If possible, I'd like to learn more specifically how shard ranking is calculated for a search.

The current documentation for Adaptive Replica Selection says

By default, Elasticsearch uses adaptive replica selection to route search requests. This method selects an eligible node using shard allocation awareness and the following criteria:

  • Response time of prior requests between the coordinating node and the eligible node
  • How long the eligible node took to run previous searches
  • Queue size of the eligible node’s search threadpool

Do the first and second items have some overlap? Or is the first item the communication latency of the inter-node request and the second item a metric provided by the data node for the duration of search? Or are they something else that could be more precisely expressed? (Also, as stated, the first item seems to include latency of indexing requests, too. Is that the case?)

Are the first two items scoped down at all?
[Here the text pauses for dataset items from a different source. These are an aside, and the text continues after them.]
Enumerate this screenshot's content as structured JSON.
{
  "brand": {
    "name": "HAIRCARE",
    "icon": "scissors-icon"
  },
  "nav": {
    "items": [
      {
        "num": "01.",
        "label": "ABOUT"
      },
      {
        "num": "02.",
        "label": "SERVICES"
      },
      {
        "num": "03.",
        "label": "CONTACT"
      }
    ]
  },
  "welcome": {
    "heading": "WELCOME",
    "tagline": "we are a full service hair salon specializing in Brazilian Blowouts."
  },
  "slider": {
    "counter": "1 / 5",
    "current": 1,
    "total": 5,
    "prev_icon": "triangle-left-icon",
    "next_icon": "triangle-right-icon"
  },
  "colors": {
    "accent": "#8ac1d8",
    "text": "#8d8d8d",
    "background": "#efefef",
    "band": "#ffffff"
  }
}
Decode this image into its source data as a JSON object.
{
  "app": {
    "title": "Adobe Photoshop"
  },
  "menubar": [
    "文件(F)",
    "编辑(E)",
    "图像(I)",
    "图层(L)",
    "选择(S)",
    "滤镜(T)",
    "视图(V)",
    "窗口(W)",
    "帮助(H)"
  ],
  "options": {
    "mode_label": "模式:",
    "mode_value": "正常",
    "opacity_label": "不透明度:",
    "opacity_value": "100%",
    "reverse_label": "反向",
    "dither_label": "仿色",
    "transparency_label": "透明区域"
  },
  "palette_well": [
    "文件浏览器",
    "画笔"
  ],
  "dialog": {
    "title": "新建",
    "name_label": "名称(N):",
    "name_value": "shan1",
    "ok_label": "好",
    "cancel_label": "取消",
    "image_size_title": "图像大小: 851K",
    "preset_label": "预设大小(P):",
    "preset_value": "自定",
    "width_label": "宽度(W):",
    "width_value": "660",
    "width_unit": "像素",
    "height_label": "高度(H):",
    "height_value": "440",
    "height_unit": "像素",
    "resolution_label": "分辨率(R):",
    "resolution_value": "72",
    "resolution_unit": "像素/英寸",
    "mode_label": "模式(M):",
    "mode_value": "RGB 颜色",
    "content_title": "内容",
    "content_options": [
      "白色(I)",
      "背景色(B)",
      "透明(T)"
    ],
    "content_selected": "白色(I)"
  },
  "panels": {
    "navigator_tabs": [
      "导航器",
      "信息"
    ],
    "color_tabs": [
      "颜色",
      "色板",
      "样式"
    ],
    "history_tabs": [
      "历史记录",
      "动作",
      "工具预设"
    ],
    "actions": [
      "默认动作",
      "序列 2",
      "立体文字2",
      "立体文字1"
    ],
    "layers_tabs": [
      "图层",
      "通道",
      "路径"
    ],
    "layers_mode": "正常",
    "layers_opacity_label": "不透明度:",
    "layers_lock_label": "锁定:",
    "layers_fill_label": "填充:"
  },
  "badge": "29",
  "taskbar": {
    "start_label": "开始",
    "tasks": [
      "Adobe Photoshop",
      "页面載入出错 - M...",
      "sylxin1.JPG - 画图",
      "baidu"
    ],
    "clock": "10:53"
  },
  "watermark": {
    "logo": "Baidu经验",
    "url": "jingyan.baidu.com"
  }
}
That is, does the coordinating node have those criteria on a shard-by-shard or index-by-index basis, or is it for all requests sent to the candidate nodes?

If a coordinating node has determined that there are 8 participating shards for a given search, as it iterates through the shards determining which shard copy of each should be searched, does the selection for the first 7 influence the choice for the 8th (by, say, incrementing the apparent queue size for the destination nodes)? Or maybe it doesn't have to because those searches have been dispatched already and the search queue size will already reflect the new state?

Thanks in advance for any insight you can provide.

Hi Glen,
I think this blog post pretty much answers your questions :
[Improving Response Latency in Elasticsearch with Adaptive Replica Selection | Elastic Blog].
I don't think there is a shard-level ranking (which primary or replica of a specific shard is the "best performing" among my cluster) but rather a node-level ranking, based on statistics of previously dispatched searches. And AFAIU only search requests are taken into account (not indexing requests, which are not necessarily on par with search requests' performance).
When I want to troubleshoot unbalanced search load on the cluster, I use GET _nodes/stats/adaptive_selection which returns the metrics and node ranking for ARS.

Beautiful! Thanks for the details!

This topic was automatically closed 28 days after the last reply. New replies are no longer allowed.